After Rosen and Schall, a third US-based law firm, Pomerantz LLP, has announced a class action lawsuit against HDFC Bank against alleged “materially false and misleading” statements regarding the Bank's business, operational and compliance policies.
The class action, filed in United States District Court for the Eastern District of New York, is on behalf of a class consisting of all persons other than Defendants who purchased or otherwise, acquired HDFC Bank securities between July 31, 2019, and July 10, 2020, the website of the firm says .
The complaint alleges that throughout the Class Period, Defendants made materially false and misleading statements regarding the Bank's business, operational and compliance policies. HDFC Bank had inadequate disclosure controls and procedures and internal control over financial reporting, it said.
As a result, the Bank maintained improper lending practices in its vehicle-financing operations and accordingly, earnings generated from the Bank's vehicle-financing operations were unsustainable, the complaint says.
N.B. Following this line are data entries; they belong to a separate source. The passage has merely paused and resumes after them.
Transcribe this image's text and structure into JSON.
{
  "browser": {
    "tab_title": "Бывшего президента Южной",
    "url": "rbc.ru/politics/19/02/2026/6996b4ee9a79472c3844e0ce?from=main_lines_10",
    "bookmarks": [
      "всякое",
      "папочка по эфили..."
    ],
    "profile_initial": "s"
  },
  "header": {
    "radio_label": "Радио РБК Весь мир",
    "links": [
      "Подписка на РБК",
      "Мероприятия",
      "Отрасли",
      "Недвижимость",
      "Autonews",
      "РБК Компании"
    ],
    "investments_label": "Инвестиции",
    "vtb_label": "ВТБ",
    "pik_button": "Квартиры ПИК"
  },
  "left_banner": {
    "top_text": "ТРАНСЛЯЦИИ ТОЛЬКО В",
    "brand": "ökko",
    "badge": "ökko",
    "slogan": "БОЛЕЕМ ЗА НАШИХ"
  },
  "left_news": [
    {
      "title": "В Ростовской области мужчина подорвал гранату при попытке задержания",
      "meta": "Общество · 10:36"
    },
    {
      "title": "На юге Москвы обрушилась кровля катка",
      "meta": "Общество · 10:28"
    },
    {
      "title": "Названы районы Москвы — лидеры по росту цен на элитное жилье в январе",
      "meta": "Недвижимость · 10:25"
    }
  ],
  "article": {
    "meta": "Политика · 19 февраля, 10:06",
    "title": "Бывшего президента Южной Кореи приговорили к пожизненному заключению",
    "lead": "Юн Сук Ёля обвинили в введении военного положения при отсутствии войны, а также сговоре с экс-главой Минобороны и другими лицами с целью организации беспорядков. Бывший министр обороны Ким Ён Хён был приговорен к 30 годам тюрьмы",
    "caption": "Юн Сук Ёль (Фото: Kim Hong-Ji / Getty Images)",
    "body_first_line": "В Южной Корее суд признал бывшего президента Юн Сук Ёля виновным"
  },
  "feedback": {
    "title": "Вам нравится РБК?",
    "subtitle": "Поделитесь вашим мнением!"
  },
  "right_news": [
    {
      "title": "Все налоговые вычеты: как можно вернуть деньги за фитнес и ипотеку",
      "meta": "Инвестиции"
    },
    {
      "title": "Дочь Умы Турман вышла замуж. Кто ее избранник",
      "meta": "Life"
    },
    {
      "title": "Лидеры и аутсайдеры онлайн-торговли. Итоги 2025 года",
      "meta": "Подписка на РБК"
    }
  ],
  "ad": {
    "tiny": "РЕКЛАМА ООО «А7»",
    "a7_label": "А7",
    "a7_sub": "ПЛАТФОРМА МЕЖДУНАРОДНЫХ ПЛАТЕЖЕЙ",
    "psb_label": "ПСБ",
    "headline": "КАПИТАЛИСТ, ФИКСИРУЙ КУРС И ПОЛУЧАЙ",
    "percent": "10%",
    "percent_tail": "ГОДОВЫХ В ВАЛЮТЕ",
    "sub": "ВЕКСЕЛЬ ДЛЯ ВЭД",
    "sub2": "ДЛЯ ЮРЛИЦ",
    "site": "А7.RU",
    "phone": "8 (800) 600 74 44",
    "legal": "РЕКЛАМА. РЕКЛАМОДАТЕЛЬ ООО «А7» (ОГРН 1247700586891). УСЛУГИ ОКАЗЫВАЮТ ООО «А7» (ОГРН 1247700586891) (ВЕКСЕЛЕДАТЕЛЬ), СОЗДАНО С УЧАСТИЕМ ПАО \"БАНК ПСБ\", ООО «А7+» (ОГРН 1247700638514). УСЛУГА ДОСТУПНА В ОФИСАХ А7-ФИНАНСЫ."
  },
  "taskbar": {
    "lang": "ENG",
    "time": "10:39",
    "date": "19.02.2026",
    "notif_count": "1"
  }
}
“All the foregoing, once revealed, was foreseeably likely to have a material negative impact on the Bank's financial condition and reputation; and (v) as a result, the Bank's public statements were materially false and misleading at all relevant times,” the complaint said, adding, revenues generated from HDFC Bank's auto and commercial vehicle loans are reported as part of the Bank's Retail Banking segment.
This is the third US law firm filing class action suit against HDFC bank.
The other two- Rosen Law Firm and Schall Law--too have alleged that the bank engaged in misleading statements and failed to inform investors about the bank's improper internal controls on vehicle loans.
The lawsuits are filed in the US District Court Eastern District of New York and names HDFC Bank’s outgoing managing director Aditya Puri, and CEO-designate Sashidhar Jagdishan along with other officials.
While Rosen Law filed the suit on September 14, Schall Law announced the filing on September 8.
"We were unaware of any such development (class-action lawsuit) till we heard about it from the media a little earlier today. We are getting details of it. We’ll examine it and respond to it as appropriate. Prima facie it does look frivolous as we believe we have been transparent in our disclosures," an HDFC Bank's communication executive said in August.
On 17 August, Moneycontrol had reported that Rosen Law had announced an investigation of potential securities claims on behalf of shareholders of HDFC Bank. The firm was also preparing for a class-action suit on behalf of bank’s shareholders, the report had said, adding the investigation was the outcome of accusations that HDFC Bank may have issued materially misleading business information to the investing public.
Rosen Law, on its website, asked investors to provide their details if they had purchased HDFC Bank Limited securities and wanted information about the investigation.
“A representative of The Rosen Law Firm will contact you at no cost to you and provide you detailed information concerning the proposed class-action to recover your losses in HDFC Bank Limited securities,” the firm said on its website.
What is the controversy?
In July, HDFC Bank had sacked at least six employees after an internal investigation found that these employees violated the code of conduct and were found involved in violation of corporate governance practices.
Bank’s internal investigations discovered certain irregularities in the vehicle finance division. Allegedly, some employees of the bank engaged in forced selling of GPS devices to customers bundling these with auto loans.
Employees reportedly insisted the customers to buy the product as a precondition to clear the loan. According to reports, each devices cost Rs 18,000-Rs 19,500 per piece. According to reports, a company called Trackpoint GPS, a Mumbai-based firm, sold these devices to HDFC Bank customers. The company had an alliance with the bank.
Under RBI norms, banks cannot force any customer buy any product. Banks can have tie-ups with suppliers but the sale of products should be optional. Here, the bank allegedly forced the customer to buy the product bundling it with the loan, which is an irregularity. Hence the controversy.
There were allegations that bank’s former auto loan head Ashok Khanna was involved in the GPS issue and subsequently was asked to go. However, the bank clarified that Khanna retired after getting a one-year extension.
In the bank’s AGM, HDFC Bank’s outgoing managing director and CEO, Aditya Puri said bank conducted an internal probe and found personal misconduct issues for which appropriate action has been taken against the concerned employees. Puri said Khanna participated in the enquiry.
Aditya Puri is set to retire on October 26 after spending 26 years in the bank . Sashidhar Jagdishan will succeed him in the bank as the new chief.